A major component of bladder surface mucin is a glycoprotein GP51 (molecular weight 51 kD.). GP51, which has previously been isolated from rabbit mucosa, appears to function as part of the defense mechanism in an in vivo infection model. GP51 coats the epithelium and is secreted into the urine, as detected by immunohistochemical testing and enzyme-linked immunosorbent assay (ELISA). Increased urinary GP51 occurs during urinary tract infection. To elucidate the role of GP51 as a component of the primary defense mechanism we studied interactions with uropathogenic bacterial isolates and urine from symptomatic patients with urinary tract infection.


ELISA was performed to demonstrate the binding of GP51 and various uropathogens. Immunochemical studies were done using monoclonal antibodies to GP51 to determine the interaction of GP51 with certain uropathogenic isolates, including Escherichia coli, Enterobacter cloacae, Klebsiella pneumoniae, Proteus vulgaris, Pseudomonas aeruginosa, Serratia marcescens, Staphylococcus aureus, S. epidermidis and Streptococcus faecalis. Infected urinary sediments and uropathogenic bacterial cultures were examined by immunocytochemical testing to localize GP51. Antigen inhibition ELISA was done to quantitate urinary GP51 in the urine of 17 normal controls and 19 patients with urinary tract infection.

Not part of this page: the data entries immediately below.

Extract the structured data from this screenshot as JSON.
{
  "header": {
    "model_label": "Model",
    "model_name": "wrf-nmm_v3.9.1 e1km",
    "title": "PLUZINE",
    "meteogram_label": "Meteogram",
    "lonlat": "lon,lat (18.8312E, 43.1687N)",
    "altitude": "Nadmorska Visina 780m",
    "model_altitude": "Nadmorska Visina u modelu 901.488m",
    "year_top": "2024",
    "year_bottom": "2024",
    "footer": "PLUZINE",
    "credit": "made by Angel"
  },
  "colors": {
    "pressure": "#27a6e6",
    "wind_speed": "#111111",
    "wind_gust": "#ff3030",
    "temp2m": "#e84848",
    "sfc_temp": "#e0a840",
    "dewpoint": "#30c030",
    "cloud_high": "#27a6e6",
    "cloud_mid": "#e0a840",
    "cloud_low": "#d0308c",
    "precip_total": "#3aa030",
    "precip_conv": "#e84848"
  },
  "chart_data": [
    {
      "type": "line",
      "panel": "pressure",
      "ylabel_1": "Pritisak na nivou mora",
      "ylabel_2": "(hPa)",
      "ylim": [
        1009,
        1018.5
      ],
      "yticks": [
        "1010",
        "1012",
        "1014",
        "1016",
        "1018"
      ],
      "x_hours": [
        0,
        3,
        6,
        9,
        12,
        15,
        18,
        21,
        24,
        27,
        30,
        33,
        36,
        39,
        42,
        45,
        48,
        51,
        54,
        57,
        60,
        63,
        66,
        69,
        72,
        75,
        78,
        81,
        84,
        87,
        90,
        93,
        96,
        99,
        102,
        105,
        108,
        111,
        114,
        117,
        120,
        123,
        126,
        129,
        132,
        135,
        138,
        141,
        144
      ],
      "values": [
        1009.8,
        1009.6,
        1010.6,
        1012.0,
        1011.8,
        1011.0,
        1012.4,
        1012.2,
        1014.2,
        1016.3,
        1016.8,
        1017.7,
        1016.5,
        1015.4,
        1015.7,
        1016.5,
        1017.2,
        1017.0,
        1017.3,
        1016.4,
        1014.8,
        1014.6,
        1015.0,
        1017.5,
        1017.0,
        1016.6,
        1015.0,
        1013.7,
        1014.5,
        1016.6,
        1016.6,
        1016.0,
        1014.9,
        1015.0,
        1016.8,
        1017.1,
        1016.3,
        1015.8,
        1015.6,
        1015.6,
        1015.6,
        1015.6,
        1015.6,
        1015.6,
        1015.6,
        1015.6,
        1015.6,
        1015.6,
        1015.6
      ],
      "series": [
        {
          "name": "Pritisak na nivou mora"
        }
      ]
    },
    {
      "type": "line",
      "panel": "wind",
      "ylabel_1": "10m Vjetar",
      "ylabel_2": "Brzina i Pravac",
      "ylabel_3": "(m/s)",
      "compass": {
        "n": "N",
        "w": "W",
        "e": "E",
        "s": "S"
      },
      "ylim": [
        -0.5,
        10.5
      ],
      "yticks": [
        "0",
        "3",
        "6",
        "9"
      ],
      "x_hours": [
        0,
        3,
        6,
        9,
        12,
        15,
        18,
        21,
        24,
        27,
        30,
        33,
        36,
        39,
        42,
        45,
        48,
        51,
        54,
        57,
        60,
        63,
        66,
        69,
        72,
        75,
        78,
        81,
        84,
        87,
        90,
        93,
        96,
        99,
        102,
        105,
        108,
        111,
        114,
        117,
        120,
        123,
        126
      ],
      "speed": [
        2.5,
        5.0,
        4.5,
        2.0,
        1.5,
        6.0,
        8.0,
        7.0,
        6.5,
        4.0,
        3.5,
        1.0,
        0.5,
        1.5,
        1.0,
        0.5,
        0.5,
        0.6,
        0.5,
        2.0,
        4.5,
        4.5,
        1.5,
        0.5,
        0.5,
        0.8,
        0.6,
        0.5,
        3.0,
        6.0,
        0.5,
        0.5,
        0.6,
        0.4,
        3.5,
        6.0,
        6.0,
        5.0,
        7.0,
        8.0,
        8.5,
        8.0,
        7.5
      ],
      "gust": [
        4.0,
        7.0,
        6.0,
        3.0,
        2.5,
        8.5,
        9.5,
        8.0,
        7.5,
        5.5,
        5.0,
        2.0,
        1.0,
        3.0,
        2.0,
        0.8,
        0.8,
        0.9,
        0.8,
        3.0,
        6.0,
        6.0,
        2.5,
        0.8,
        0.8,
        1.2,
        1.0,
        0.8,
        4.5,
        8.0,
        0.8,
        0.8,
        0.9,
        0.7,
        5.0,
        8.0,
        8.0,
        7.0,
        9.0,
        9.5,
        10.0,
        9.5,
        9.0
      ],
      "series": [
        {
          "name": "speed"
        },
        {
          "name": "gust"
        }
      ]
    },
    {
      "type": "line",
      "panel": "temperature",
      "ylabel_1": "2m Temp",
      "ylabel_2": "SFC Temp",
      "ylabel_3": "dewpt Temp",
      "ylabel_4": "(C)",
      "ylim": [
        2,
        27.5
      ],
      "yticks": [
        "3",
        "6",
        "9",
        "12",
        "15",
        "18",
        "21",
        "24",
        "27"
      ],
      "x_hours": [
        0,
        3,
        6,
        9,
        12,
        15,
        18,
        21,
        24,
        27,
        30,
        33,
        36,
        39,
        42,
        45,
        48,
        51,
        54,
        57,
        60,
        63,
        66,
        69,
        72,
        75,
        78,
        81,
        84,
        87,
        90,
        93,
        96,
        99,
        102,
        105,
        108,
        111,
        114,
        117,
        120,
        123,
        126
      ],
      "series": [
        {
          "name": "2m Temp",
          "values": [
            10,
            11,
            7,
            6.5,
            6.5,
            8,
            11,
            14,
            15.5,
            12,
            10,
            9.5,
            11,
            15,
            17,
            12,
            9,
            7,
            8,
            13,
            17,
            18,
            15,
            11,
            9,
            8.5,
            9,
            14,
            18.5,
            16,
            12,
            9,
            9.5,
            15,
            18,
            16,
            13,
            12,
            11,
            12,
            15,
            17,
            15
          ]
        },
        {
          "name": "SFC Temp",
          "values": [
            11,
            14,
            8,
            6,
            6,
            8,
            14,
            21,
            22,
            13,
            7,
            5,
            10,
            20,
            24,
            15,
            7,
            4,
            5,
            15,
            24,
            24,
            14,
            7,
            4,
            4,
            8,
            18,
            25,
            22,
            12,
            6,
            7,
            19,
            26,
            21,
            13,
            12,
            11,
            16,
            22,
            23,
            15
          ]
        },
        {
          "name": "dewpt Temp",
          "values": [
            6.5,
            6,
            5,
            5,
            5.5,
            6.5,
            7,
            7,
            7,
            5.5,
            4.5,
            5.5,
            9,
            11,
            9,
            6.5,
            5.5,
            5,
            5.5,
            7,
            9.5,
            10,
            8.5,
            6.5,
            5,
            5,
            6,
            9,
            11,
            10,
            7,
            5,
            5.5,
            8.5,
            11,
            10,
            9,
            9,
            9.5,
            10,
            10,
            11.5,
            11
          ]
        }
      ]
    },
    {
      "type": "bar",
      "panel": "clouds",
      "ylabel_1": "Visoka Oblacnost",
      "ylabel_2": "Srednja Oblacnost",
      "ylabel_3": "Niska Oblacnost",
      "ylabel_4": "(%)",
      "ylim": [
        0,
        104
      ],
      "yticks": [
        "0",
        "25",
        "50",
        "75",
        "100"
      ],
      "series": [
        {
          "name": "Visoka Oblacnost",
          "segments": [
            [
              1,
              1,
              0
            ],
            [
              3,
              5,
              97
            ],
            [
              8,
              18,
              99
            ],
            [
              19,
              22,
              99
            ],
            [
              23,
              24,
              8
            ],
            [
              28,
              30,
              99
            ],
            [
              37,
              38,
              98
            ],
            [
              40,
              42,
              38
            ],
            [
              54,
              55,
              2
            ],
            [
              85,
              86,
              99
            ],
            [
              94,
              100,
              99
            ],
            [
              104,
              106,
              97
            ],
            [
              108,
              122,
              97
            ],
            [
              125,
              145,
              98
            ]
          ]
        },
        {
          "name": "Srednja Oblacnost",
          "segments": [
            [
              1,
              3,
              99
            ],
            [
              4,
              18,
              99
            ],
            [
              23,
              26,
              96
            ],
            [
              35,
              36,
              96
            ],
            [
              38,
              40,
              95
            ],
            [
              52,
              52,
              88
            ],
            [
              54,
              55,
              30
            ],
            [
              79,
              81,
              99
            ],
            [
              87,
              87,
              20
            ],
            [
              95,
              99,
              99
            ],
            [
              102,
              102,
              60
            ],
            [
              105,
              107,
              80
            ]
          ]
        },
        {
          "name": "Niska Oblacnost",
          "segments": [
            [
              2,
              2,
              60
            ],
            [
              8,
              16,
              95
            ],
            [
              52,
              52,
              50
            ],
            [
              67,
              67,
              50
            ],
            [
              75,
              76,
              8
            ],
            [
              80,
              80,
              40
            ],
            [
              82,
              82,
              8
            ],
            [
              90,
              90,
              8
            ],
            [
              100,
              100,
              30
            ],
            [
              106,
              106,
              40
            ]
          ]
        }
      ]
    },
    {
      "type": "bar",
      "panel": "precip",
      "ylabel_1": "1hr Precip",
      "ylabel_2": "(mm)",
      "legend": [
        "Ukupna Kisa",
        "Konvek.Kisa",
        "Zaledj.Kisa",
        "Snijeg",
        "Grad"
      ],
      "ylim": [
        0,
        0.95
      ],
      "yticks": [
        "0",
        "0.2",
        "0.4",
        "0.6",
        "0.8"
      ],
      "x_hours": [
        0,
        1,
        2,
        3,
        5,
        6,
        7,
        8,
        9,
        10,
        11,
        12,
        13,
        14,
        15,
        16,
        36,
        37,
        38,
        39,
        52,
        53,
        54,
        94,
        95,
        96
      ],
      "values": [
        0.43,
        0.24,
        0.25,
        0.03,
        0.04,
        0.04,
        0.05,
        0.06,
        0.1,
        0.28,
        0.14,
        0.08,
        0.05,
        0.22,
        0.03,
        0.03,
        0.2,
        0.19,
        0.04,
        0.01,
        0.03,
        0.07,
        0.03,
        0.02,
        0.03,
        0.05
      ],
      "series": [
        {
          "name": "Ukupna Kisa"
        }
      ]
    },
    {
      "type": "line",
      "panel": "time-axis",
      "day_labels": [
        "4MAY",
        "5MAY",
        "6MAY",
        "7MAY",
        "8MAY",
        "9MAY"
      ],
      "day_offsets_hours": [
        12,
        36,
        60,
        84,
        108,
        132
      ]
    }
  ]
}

ELISA revealed that GP51 binds to a wide spectrum of gram-positive and gram-negative uropathogens in semiquantitative fashion. Immunochemical methods confirmed that purified GP51 binds to bacteria, encapsulating and aggregating the bacteria. Clinical specimens showed GP51 localized to bacteria and uroepithelial cells. We observed a significant increase in urinary GP51 in urinary tract infection compared to uninfected urine (p = 0.0003).


These studies suggest that GP51, a component of bladder mucin, may be a strategic factor in the primary defense mechanism of the bladder.